This weekend the largest ever ransomware attack in the world has been hitting computer systems of private and public organisations in hundreds of countries, NZTech chief executive Graeme Muller says.
Spread via phishing emails where an email that appears to come from someone people know encourages them to open an attachment or click on a link, only to deposit a small piece of malicious code on your system. The bug looks for machines running unpatched versions of Microsoft Windows and then spreads across your network infecting other machines as it goes, Muller says.
“Called a ransomware as it locks people out of their files and demands a ransom before they can access them again. While the ransom is relatively small at around $NZ430 per computer, the criminals who are collecting the ransom will be making millions having successfully taken down large organisations such as the NHS (UK’s National Health Service), Telefonica and FedEx as well as thousands of smaller businesses.
“As a result, the recently launched New Zealand Computer Emergency Response Team (CERT) is getting its first real test this weekend and have provided excellent advice for Kiwis.
“First, don’t open suspicious emails or emails from unknown people. Secondly, ensure that you keep your computer updates up to date. In this case ensure the Microsoft patch (MS17-010) released in March has been installed by running an update. Finally, you can also reduce the risk by blocking international emails for a few days until the wave passes.

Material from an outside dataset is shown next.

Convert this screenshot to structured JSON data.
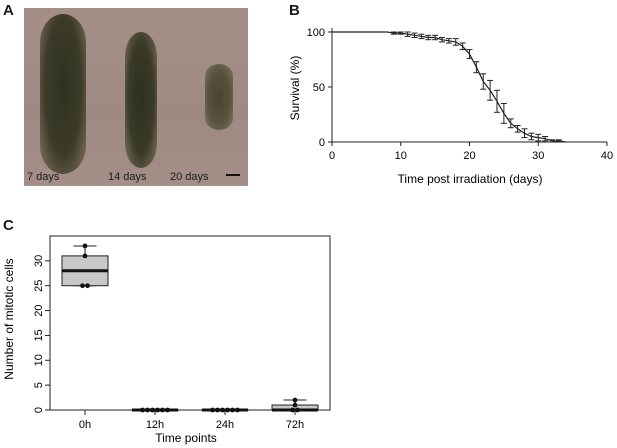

“If you do get attacked the only option you have is to pay the ransom or throw away your computer. If you get attacked disconnect from any network you are on to prevent it attacking someone else. If you are running a computer with Microsoft XP or 2003 operating systems turn it off now as there are no patches available for these older systems.
“For organisations that require further support or more specified advice, we appeal Kiwis and NZ organisations log an incident on the CERT website at cert.govt.nz.
“Cyber-attacks by ransomware have increased by 50 percent in the past year, according to a study by Verizon and the total cost of cyber-attacks has been estimated to worth over $NZ400 billion a year now.”
This is a very low risk yet highly profitable form of crime but Muller says not to expect it to go away. In fact, it will only get worse until we learn how to be better at keeping our systems up to date and not responding to random emails, he says.